Что в имени твоём?..

«…клубок из обнажённых тел то сворачивался, то разворачивался. Как змеи на голове медузы Горгона, вокруг плотного клубка белёсо мерцающих в полумраке тел, в дрожащее от сладострастных стонов и хрипов пространство взвиваются судорожно дёргающиеся ноги, в странном изломе взлетают руки, двигаются части тел, и клубок этот – голова «медузы» с шевелящимися «змеями» рук и ног – засасывает в себя Николая, словно чёрная космическая дыра… Он почти уже там… когда в одно мгновение клубок тел распадается, и в центре его, в его манящей глубине, вокруг чего и происходило это завораживающее движение, Николай видит Ленку. Она лежит там, распростёртая, словно бы бестелесная, с широко раскинутыми ногами и руками, с рассыпавшими вокруг головы своими густыми волосами цвета спелой пшеницы и такой же пшеничной, в тугих завитках, крутой возвышенностью между налитых широких бёдер… Она почти не дышит… Её маленькая грудь с «вишнями» сосков еле вздымается… И вдруг протяжный животный стон вырывается из самой глубины её существа! она открывает глаза и горящим взглядом глядит на Николая… он вздрагивает от неожиданности, и сердце бухает прямо в низ живота!.. а Ленка, сверкая глазами и, растянув – почему-то совсем белые губы – в странной улыбке, обнажает чёрный провал беззубого рта, и начинает тощим пальцем манить его к себе… Николаю жутко смотреть на неё, он не хочет! …но какая-то сила тащит его к ней, и он – хочет!..  хочет её! ХО-О-О-ЧЕТ!
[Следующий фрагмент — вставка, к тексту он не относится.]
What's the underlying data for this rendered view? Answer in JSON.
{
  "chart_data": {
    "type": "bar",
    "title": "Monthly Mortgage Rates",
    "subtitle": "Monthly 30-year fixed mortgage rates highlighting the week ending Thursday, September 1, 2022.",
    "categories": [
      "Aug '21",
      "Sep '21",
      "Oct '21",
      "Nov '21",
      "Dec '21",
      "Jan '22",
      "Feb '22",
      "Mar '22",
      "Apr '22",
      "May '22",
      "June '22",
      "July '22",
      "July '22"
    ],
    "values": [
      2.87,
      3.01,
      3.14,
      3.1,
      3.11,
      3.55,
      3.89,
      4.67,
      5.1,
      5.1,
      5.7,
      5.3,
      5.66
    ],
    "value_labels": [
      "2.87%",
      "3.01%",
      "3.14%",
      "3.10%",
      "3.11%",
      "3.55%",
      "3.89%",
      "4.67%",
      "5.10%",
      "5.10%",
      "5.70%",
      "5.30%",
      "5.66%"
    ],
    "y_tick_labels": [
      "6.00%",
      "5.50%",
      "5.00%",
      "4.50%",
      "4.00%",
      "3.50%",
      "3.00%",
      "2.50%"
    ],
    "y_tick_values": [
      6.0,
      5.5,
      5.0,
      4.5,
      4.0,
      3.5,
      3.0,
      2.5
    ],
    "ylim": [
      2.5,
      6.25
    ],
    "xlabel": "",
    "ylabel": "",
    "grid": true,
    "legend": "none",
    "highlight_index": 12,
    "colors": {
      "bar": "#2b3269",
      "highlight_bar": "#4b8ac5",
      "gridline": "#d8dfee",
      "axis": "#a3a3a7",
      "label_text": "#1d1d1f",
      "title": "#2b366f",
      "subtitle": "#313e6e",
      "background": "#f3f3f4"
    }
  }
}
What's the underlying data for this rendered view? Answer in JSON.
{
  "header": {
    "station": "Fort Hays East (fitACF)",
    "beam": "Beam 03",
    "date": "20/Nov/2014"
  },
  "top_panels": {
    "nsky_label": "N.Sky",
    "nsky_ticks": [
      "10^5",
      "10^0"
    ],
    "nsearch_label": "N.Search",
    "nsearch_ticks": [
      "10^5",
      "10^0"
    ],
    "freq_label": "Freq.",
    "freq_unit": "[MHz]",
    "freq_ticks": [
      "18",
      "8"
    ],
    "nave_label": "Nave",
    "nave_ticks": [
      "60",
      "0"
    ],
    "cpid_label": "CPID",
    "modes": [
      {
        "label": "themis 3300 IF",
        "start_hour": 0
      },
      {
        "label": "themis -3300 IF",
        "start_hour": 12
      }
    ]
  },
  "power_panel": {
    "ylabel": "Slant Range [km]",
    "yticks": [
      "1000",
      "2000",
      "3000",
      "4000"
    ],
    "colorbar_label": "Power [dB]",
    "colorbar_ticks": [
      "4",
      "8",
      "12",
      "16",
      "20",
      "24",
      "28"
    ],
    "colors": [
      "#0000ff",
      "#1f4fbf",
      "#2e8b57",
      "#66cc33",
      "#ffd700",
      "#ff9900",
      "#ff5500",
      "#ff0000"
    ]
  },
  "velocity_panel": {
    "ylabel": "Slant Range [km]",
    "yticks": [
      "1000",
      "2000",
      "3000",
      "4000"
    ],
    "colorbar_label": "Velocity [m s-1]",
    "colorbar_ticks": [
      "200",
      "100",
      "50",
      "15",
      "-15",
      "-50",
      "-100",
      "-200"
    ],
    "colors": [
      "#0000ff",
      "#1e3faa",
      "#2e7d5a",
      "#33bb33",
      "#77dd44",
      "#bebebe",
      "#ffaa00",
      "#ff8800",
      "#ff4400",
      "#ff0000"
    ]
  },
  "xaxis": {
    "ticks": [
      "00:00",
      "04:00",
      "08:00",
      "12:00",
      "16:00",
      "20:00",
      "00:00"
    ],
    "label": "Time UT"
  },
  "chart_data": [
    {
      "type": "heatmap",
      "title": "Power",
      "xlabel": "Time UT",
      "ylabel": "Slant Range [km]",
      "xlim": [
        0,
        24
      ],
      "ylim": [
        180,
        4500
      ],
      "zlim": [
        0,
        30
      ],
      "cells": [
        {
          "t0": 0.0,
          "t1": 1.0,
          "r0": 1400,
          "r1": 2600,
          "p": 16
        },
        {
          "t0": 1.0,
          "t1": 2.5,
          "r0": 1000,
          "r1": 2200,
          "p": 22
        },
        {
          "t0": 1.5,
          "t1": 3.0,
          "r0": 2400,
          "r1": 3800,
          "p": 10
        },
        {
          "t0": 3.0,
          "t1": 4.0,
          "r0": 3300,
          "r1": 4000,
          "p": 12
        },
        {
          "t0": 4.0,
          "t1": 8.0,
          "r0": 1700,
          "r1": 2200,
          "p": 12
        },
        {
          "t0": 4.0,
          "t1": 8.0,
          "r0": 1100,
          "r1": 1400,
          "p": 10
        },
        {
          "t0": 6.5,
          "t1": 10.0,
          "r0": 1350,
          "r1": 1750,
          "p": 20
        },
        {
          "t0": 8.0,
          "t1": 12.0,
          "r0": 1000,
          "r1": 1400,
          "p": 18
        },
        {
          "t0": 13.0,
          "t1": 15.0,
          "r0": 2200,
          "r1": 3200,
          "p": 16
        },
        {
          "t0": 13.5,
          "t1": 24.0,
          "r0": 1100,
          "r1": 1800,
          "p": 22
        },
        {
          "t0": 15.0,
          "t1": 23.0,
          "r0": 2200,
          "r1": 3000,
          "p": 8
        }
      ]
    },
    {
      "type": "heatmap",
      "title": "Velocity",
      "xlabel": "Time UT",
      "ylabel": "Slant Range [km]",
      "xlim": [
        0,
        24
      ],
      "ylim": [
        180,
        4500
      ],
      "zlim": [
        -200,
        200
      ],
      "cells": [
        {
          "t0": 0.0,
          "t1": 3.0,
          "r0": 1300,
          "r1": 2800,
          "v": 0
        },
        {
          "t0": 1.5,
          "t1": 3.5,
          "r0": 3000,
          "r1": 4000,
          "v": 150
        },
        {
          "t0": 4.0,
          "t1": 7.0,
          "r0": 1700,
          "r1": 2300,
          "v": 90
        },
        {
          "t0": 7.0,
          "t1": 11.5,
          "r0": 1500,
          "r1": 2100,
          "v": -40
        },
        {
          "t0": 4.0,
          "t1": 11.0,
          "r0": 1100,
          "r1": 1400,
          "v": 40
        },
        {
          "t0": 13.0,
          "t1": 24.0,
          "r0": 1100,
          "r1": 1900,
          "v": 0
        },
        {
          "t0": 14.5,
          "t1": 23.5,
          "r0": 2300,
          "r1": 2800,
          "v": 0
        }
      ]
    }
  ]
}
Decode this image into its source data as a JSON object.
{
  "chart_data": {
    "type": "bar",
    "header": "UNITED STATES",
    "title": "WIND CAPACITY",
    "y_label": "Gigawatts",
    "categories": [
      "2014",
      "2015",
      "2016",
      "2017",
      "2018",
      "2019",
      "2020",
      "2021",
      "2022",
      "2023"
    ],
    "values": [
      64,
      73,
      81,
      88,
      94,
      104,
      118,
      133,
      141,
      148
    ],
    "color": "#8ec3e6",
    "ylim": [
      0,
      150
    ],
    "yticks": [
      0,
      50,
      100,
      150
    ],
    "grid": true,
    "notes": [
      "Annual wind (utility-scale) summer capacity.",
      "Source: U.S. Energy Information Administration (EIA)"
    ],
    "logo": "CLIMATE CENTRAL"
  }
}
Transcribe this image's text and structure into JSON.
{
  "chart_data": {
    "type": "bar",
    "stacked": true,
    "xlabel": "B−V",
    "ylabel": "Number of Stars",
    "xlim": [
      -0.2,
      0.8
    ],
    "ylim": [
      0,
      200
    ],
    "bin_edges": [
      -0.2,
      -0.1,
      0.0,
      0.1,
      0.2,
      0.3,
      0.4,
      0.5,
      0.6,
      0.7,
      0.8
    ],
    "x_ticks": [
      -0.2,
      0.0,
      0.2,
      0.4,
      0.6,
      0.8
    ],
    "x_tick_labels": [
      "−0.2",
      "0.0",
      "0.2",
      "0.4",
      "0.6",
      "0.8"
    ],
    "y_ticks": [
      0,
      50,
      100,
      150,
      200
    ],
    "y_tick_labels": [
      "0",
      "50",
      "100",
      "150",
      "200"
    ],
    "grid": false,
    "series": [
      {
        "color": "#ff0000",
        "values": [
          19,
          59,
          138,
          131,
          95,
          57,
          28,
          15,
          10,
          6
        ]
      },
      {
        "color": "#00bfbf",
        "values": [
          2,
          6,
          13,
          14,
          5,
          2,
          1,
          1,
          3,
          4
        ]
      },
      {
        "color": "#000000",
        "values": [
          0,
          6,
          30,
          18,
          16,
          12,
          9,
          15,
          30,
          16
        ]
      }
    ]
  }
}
Снова вся простыня мокрая. Сердце колотится в горле. Дрожь сотрясает его тело. Очень хочется пить…»

«Боже, какой кошмар! – подумала она, с трудом обретая нормальное дыхание, и провела рукой по вспотевшему лбу. – Это же надо было так написать! Чтобы тебя пот прошиб!» – И Катя захлопнула книгу.

Однако она ощущала, что её не только пот прошиб, но и сердце почему-то защемило, и под ложечкой противненько заныло и задрожало. Как от предчувствия – то ли предстоящего ужаса, то ли воспоминания о нём, – тёмненькое и жиденькое это «что-то нечто» дрожало у неё внутри.

«Наверное, я очень впечатлительная. Что такого здесь написано? Ну сон парню приснился. Ну – эротический. Подумаешь. Мне-то что?..»

Но Катя уже знала, что мимо этого ей не удастся просто так пройти.

«Что-то всё-таки зацепило меня. Что?»

Она вновь открыла книгу, нашла нужную страницу и, словно бросившись в холодную воду захватив по пути дыхание, перечитала отрывок.

Опять неприятно заныло под ложечкой, опять выступила испарина, и снова что-то тёмненькое и жиденькое задрожало внутри.

«Нет, с этим нужно разобраться! Что меня цепляет?!»

Катя прочитала: «…клубок из обнажённых тел то сворачивался, то разворачивался. Как змеи на голове Медузы Горгоны…»

«На голове Медузы Горгоны… Вот! Медуза Горгона! Вот оно!»

Она ещё несколько раз повторила про себя: «Медуза Горгона, Медуза Горгона…» – а потом, осмелев, произнесла это вслух. Ощущение ужаса прошло. Но тут же, до дрожи в животе, взамен появилось чувство острой необходимости узнать всё об этой мистической Медузе. Того, что вскользь прочитала о ней когда-то, оказалось ничтожно мало: Катя хотела знать всё о той, от одного имени которой, сейчас сердце у неё проваливалось в тёмную глубину, и всё начинало мелко дрожать внутри.

И она пошла в интернет.


***


Катя усиленно бороздила интернет.

То, что она находила, обескураживало её.

Во-первых, она узнала, что Медуза Горгона была не просто сама по себе, а была она третьей, младшей сестрой в семье и, соответственно, младшей дочерью двух морских божеств – морского бога бурного моря и его сестры – драконоподобного морского чудовища Кето. Ко всему прочему, была она ещё и внучкой Геи – богини Земли.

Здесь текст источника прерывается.